Глава 8 День пятый

Проснулся я с одной мыслью: «Как хорошо было писать сказки! Драконы, герои… Добро всегда побеждает зло, и ты творец этого мира… а не зло ведет тебя тропой в могилу!»

Я открыл глаза, в окно било солнце, а на стуле дремал служивый, ждущий, когда я очнусь. Значит, документы у меня не украли, а врачи обязаны были вызвать полицию из-за такой травмы.

Я пошевелился и разбудил сержанта.

— Сергей Федорович Пчельников? Вы задержаны по подозрению в убийстве гражданина Семена Семеновича Прихотькова.

«Ого! А мне никто не напомнил, что мой отец был Федором. Значит, я получаюсь тезкой деда? Весело! Интересно, это что-то значит?» — думал я, совсем не собираясь реагировать на слова полицейского. Раз уж предсказание о первом дне, когда запустилось умирание моего тела, сбылось, как предсказал дед-писатель-призрак, значит, осталось мне недолго… Какая была разница теперь: отвечу я ему или нет…

Врачи сказали полицейским, что моей жизни ничего не угрожает, ходить с костылями я могу, и меня повезли в отделение полиции.

Через час явился Роман, показав свою «корочку» полковника чего-то там, подошел к решетке и сказал:

— И второе пророчество деда сбылось.

— Как это? — оторопел я.

— Ты не можешь выйти отсюда, значит, и вторая нога обездвижена.
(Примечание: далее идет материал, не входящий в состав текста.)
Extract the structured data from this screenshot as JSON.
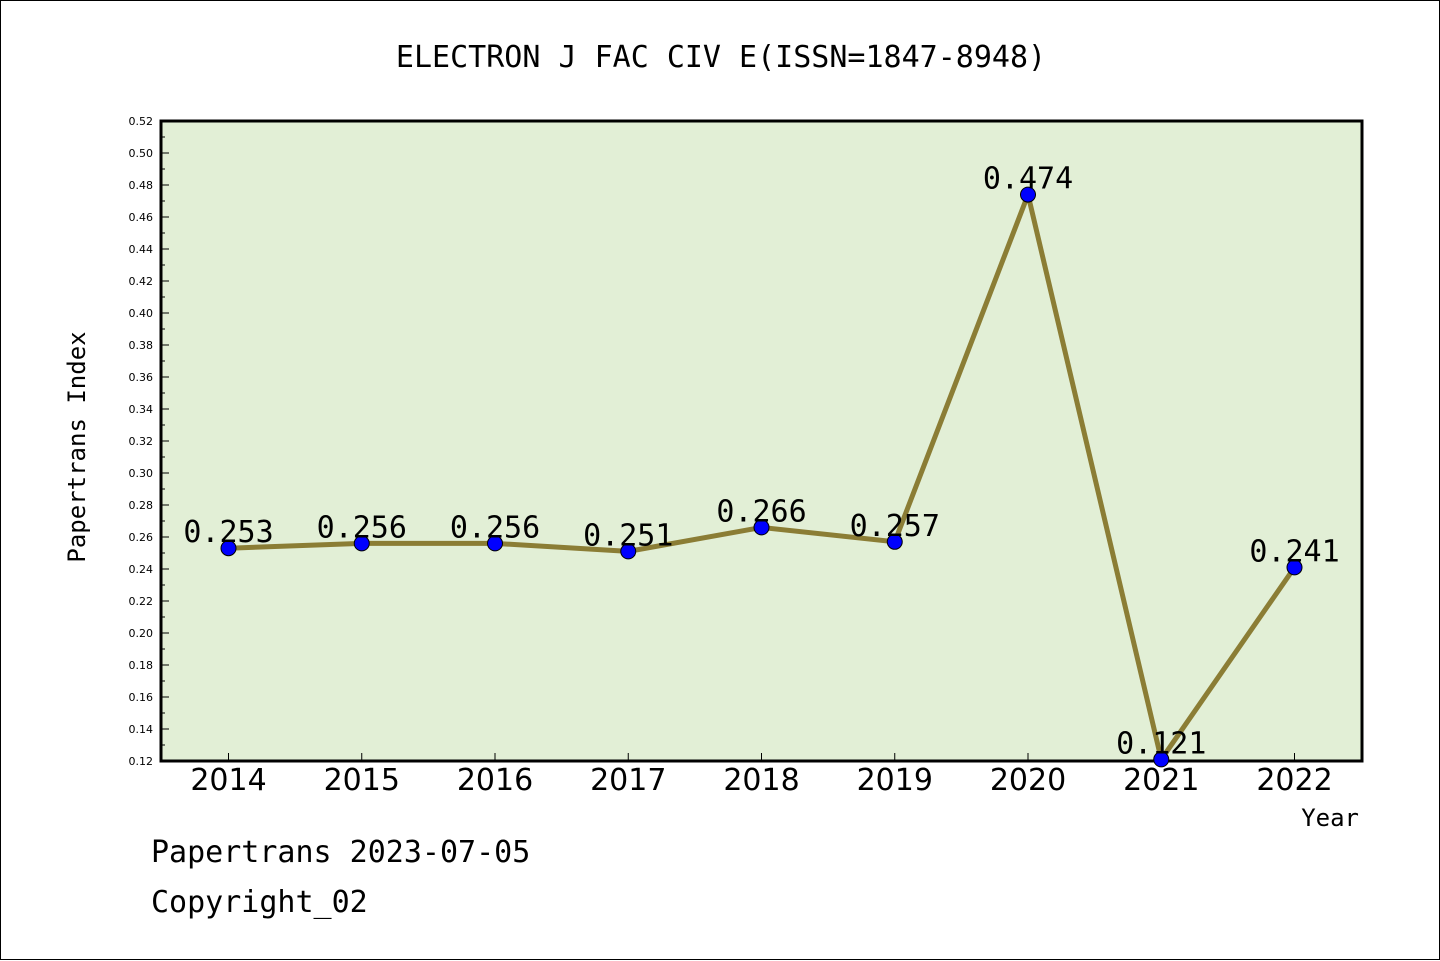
{
  "chart_data": {
    "type": "line",
    "title": "ELECTRON J FAC CIV E(ISSN=1847-8948)",
    "xlabel": "Year",
    "ylabel": "Papertrans Index",
    "categories": [
      "2014",
      "2015",
      "2016",
      "2017",
      "2018",
      "2019",
      "2020",
      "2021",
      "2022"
    ],
    "series": [
      {
        "values": [
          0.253,
          0.256,
          0.256,
          0.251,
          0.266,
          0.257,
          0.474,
          0.121,
          0.241
        ]
      }
    ],
    "data_labels": [
      "0.253",
      "0.256",
      "0.256",
      "0.251",
      "0.266",
      "0.257",
      "0.474",
      "0.121",
      "0.241"
    ],
    "ylim": [
      0.12,
      0.52
    ],
    "yticks": [
      "0.12",
      "0.14",
      "0.16",
      "0.18",
      "0.20",
      "0.22",
      "0.24",
      "0.26",
      "0.28",
      "0.30",
      "0.32",
      "0.34",
      "0.36",
      "0.38",
      "0.40",
      "0.42",
      "0.44",
      "0.46",
      "0.48",
      "0.50",
      "0.52"
    ],
    "grid": false,
    "colors": {
      "plot_background": "#e2efd6",
      "line": "#8b7d35",
      "marker": "#0000ff"
    }
  },
  "footer": {
    "line1": "Papertrans 2023-07-05",
    "line2": "Copyright_02"
  }
}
Я могу попробовать перевести тебя к себе, но смысл? Жить тебе осталось… пять, шесть, семь, восемь… четыре дня, какая разница, где…
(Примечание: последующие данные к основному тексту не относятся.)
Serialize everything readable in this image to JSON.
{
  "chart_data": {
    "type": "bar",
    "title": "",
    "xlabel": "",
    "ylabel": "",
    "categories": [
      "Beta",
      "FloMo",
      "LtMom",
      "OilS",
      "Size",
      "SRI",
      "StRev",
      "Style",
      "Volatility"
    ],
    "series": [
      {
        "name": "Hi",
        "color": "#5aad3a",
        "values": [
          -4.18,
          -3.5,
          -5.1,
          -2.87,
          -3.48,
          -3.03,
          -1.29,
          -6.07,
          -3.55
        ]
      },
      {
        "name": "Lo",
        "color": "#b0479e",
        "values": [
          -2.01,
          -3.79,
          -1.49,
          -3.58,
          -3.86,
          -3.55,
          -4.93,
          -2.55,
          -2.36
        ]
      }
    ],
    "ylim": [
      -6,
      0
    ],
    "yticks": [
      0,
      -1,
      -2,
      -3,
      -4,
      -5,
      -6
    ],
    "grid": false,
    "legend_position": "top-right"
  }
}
Я не отвечал. С кем говорить? С Романом? Кто он? Родственник? У деда было много братьев? Значит, какой-то брат, если брат вообще… И вдруг проснулось любопытство писателя…

— Ром! А кто ты на самом деле? Ты же не родственник мой, да? — пришло осознание мгновенно, яркой вспышкой. — Это неправда. Ты же говорил, что безработный, и дед хочет, чтобы ты стал детским писателем, а ты оказываешься полковником ФСБ. Что происходит? Раз уж я приговорен, может объяснишь?
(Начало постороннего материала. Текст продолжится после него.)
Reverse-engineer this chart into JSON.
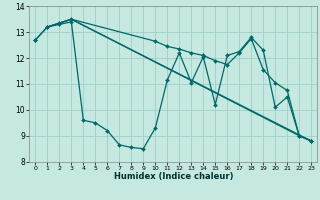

Роман, улыбаясь, открыл ключом замок и зашел ко мне в клетку, или как она там называется, как к себе домой. Дверь осталась незапертой. «Почему такая беззаботность?» — промелькнуло в голове.

Роман сел рядом и, обняв меня за плечи, произнес:

— Видишь ли, брат!

— Да не прикидывайся ты моим братом! — скинув его руку с плеча, взбрыкнул я. — Не знаю я тебя! И дед не говорил мне, что ты мой брат!

— Стоп-стоп-стоп! Дед сказал, что я его внук, а значит, брат тебе… Ну, или брат, фигурально выражаясь… — улыбнулся Роман.

— Нет, не надо выражаться фигурально! У тебя есть полное имя? Назови, Роман батькович такой-то! Кто ты?

— Есть полное имя, но я не уверен, что ты готов его услышать…

— А ты не волнуйся за меня! Говори! — приказал я, понимая, что терять уже мне нечего…

— Хорошо. Меня зовут Сергей Федорович Верхотуров.

— То есть? — вот уж точно такой наглости и такого бреда не ожидал я услышать никогда.

— Я — это ты. Или так скажем, лучшая версия тебя, или тот, кем ты мог бы стать…

— Погоди-погоди! Ты же Роман! Разве нет?

— Ты был в поисках сюжета для романа, когда мы встретились, вот я и представился Романом. Ты искал свой интересный роман и нашел его, то есть меня!

— Что за бред? И потом я не Верхотуров, а Пчельников…

— Ну, изначально ты был Верхотуровым, потому что, когда ты родился, твои родители не состояли в браке, и как положено в таких случаях по закону тебя записали на фамилию матери, а она на тот момент была Верхотуровой, а потом твой отец тебя усыновил, и ты стал Пчельниковым.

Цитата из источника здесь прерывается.